Pah! He thought. Abellona would never have been so absurdly impolite as to complain about charity. In fact, if Harald played dice, he would bet she wouldn’t even feel a green, unripe apple under only two mattresses!
Harald’s thoughts were interrupted by his mother’s rousing herself. She brushed her falling hair from her face, and asked him to bring her a cup of water. After drinking and handing the cup back to him, she requested that Christoff lead the rest of the servants from the room. Once the last of the servants had closed her heavy door, the queen patted the space on the quilt beside her, and she asked Harald to sit on the bed like he used to when he was roving around the castle in his little blue rompers.
After removing his boots, Harald jumped onto the bed, but with much less bounce than when he was a little boy. He laid his head to his mother’s laboring chest a moment, feeling her breaths rise and fall. She tousled his hair and kissed his head.
“Mama,” he said. “Do you have anything to tell me? Anything you have not already instructed me?”
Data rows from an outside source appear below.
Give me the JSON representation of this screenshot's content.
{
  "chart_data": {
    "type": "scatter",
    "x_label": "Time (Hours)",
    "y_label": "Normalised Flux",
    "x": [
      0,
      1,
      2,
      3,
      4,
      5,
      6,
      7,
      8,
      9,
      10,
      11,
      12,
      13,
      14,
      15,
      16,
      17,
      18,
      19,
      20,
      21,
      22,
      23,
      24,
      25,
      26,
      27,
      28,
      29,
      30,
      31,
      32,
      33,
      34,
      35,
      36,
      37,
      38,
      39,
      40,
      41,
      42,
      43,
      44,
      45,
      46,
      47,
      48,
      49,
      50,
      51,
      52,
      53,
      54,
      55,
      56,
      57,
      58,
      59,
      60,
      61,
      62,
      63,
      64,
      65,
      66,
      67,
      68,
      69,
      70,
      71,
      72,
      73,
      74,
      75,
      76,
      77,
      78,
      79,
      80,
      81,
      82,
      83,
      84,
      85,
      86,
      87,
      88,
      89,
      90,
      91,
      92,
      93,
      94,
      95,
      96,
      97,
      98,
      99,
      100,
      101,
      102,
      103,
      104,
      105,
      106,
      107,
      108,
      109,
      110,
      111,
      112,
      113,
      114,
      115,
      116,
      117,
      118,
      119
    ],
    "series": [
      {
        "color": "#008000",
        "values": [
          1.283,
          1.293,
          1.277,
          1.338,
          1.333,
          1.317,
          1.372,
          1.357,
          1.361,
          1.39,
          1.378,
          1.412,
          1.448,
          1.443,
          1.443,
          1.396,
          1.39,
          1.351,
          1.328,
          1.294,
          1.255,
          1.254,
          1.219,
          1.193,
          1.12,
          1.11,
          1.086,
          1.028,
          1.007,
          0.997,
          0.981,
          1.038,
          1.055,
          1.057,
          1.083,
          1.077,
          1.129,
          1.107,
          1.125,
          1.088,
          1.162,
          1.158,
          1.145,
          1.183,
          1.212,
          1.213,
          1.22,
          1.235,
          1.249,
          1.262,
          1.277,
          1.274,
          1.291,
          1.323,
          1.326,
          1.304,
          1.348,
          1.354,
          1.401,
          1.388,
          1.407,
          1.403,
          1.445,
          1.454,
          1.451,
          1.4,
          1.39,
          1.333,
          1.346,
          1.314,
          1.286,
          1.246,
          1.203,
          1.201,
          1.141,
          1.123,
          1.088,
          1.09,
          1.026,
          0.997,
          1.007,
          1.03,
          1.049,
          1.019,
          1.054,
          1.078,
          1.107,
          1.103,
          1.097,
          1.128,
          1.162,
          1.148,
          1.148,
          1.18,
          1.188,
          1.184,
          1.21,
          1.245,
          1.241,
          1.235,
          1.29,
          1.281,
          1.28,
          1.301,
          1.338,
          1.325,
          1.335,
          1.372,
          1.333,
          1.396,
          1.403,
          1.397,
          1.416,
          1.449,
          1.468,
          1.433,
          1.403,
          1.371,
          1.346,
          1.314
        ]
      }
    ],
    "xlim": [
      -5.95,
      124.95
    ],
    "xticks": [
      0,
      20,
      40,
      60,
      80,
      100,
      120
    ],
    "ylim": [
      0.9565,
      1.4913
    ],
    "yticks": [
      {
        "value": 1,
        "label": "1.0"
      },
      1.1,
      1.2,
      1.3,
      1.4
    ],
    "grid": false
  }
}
Before she could say anything, she gasped loudly and clutched her lower back. It was the first pain she’d had in her spine for weeks.
Her attention shifted, and she was focusing on that one spot.
“Another achy back! There haven’t been any peas in this bed, for years!” Harald laughed. “All those tricks on you are done now. You’ve got your crown now, what’s to be worrying about?”
She ignored the jest, continuing to rub her back.
“To the South—just five miles from the border, you need to visit a little home there. There’s a farmer there with two young sons. He’s a widower, and I’d like you to send him a few new goats and ask one of the servants to watch his children so he can go to the market.”
Harald thought this command was some kind of odd fancy that comes to people just before they are about to die, so he patted her head and tried to comfort her with a sweet look sent from his eyes to hers, and he squeezed her shoulders.
But Queen Saffi wasn’t fooled. She knew he wouldn’t listen and that he had long since written her off as a woman subject to her whims.
Here, we get to know the unsuspecting princess who became a queen because of an ache in her back. This is the beginning of a long story about the princess who became a mother and had a son whose ideas were rather modern, and like all children, tends to think his parents made decisions based on old fashioned ideas without actually knowing the full story.
I was working on this in graduate school when I needed a momentary break from writing the thesis. There’s much more written, and much to be written and revised. As always, a work in progress.